My teenage kids spend a lot of their free time in 3D worlds, building, games and increasingly transactional. I’m the ‘Donkey Kong on a Nintendo handheld’ generation so the graphics quality is beyond mind to me (finally matches the pictures on the packaging).
Most of these games require avatars which are often custom creations from players. These characters use cartoon-style characters, but it’s not a huge leap to imagine people digitizing themselves and using digital twins like the Soul Machine version of Will.I.Am as their game playing avatars.
As companies like Apple, Facebook, and Samsung invest in AR and VR, may we find ourselves in 3D environments interacting with others, rather than looking like Mebots or emojis, looking like us like DTI…listening to Mark Zuckerberg’s Connect 2021 presentation This appears to be the direction of travel.
So, what does this have to do with financial services?
As mentioned above, there is an opportunity to build realistic human interfaces for customer service. However, I’m afraid that while the interface has been hacked, what about the intelligence? Machine learning and artificial intelligence are yet to be realized. It’s not a good idea to have a human-like avatar, just so you don’t answer questions like a person.
How about meeting in virtual reality? Right now, using a platform like Horizon from Meta, I find it funny to talk to a bank representative if he looks like a cartoon character. But talking to a photo-realistic DTI for a VR consultant would be something I can imagine more than acceptable.

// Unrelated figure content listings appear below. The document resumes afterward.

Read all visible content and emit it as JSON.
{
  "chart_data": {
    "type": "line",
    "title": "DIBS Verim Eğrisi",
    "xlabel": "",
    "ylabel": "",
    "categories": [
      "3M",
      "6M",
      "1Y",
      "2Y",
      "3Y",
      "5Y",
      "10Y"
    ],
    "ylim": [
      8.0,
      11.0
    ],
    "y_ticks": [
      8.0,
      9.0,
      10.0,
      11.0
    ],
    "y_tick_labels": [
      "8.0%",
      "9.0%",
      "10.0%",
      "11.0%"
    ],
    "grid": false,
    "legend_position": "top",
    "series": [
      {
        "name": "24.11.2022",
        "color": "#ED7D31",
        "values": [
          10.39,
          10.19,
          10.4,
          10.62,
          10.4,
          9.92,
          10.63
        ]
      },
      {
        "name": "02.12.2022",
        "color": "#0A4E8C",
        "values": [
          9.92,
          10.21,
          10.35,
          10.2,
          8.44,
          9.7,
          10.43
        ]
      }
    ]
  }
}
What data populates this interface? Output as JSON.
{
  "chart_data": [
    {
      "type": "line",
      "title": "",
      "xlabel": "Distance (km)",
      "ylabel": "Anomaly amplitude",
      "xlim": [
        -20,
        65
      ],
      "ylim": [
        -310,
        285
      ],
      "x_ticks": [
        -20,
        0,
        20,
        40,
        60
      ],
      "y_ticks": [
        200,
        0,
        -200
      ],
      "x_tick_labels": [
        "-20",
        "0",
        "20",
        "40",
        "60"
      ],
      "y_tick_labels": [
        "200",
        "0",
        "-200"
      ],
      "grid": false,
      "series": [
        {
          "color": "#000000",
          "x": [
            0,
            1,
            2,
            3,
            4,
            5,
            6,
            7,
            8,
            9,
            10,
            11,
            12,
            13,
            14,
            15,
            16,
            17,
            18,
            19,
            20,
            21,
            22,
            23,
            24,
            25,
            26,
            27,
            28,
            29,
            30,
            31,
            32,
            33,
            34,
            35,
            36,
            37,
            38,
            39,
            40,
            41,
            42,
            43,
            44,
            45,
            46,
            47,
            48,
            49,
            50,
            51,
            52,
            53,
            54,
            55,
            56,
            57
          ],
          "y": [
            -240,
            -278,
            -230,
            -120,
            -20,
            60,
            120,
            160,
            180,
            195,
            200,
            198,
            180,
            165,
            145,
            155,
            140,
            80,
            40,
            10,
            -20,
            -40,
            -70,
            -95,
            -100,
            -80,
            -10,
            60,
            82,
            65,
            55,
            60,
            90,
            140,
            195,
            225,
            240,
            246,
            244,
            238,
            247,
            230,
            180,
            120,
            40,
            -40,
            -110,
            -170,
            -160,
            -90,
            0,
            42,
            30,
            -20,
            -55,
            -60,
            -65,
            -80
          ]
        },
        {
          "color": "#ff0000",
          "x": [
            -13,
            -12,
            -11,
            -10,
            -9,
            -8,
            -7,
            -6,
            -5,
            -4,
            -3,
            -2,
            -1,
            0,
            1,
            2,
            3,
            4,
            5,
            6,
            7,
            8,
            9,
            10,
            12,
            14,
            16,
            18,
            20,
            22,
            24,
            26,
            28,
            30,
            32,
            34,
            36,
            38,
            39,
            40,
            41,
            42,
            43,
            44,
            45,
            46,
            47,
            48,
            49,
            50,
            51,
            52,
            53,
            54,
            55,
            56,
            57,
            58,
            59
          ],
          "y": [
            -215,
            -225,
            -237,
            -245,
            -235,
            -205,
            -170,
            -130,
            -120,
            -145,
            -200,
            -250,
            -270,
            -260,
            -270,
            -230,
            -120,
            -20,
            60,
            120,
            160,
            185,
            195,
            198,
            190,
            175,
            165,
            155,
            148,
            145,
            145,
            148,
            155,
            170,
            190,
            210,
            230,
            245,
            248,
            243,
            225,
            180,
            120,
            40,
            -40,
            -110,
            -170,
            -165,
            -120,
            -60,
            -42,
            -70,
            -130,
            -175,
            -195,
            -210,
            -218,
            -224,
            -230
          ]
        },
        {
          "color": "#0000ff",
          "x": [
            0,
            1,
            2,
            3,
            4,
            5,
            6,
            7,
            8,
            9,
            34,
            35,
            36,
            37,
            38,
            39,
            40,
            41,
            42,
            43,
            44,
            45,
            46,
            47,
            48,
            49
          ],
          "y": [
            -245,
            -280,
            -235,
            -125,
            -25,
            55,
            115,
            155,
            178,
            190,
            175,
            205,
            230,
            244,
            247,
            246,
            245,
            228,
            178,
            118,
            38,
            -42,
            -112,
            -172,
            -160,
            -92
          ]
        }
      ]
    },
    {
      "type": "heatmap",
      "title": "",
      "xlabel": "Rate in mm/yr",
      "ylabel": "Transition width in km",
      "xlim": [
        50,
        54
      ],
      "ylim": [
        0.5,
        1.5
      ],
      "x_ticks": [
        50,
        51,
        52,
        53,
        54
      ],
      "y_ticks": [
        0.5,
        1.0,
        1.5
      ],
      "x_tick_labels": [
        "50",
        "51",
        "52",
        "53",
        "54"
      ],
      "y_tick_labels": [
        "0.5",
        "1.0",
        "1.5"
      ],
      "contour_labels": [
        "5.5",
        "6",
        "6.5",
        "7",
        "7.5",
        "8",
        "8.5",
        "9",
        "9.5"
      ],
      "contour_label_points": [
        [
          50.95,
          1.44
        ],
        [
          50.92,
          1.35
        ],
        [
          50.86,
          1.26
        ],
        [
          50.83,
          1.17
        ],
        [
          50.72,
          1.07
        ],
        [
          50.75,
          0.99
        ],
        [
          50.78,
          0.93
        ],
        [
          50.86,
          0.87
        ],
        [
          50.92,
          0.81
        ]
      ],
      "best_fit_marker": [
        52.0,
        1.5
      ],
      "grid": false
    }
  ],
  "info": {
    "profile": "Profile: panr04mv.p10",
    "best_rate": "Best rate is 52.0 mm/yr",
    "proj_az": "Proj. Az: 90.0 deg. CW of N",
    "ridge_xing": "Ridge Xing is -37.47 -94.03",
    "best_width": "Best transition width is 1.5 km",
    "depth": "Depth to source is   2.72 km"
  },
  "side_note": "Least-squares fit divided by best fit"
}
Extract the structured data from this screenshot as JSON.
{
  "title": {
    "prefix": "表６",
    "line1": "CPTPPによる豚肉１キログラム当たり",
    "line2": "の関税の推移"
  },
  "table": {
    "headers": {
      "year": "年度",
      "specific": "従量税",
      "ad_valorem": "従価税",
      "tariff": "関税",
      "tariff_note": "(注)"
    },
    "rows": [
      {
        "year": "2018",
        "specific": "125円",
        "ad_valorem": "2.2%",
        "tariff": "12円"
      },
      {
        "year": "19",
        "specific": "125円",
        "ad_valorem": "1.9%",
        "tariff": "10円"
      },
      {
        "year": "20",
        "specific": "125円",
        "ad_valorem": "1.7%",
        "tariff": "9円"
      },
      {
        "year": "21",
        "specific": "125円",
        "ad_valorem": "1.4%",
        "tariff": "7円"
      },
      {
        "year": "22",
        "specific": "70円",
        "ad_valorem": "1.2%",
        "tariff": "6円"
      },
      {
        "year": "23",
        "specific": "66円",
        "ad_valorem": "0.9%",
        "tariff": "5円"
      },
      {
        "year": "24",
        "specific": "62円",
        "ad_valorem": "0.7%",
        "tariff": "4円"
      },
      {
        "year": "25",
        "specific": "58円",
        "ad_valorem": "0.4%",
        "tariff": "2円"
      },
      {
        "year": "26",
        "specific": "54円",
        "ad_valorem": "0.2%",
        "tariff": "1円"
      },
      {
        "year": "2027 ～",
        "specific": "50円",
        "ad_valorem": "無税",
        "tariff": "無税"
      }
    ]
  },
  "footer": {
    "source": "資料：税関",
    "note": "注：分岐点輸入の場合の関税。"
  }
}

Metaverse is being increasingly marketed. NFTs and cryptocurrencies allow digital goods and services to be bought and sold. I can imagine that this new financial ecosystem supports the future as people spend money to ensure their digital double looks and function optimally.
I never wanted to get a tattoo myself. But I can imagine that I want to have one digital twin. Banksy can become a metaverse tattoo artist. Having a Banksy NFT tattoo seems intriguing. As an NFT, it will have resale potential, so investing the way it looks can be a financial investment! Can you imagine talking to your bank manager in virtual reality and asking for his opinions on investing in tattoos?
If you think it sounds far-fetched, high-end fashion brand Balenciaga has launched a line of clothing for players of Fortnite, an online game. People can buy hats and headdresses for $725 as skins for their game characters. From what I could see, this appealed to fashionistas out of the 350 million on the catwalk, and they sold out.
Pandora’s virtual box is open for business, and the lines of demarcation between online and offline will become more blurred. Digital twins will be a component, whatever happens in the end!
About the author
Dave Wallace is a user experience and marketing expert who has spent the past 25 years helping financial services companies design, launch, and develop digital customer experiences.
He is a passionate customer advocate, champion and successful entrepreneur.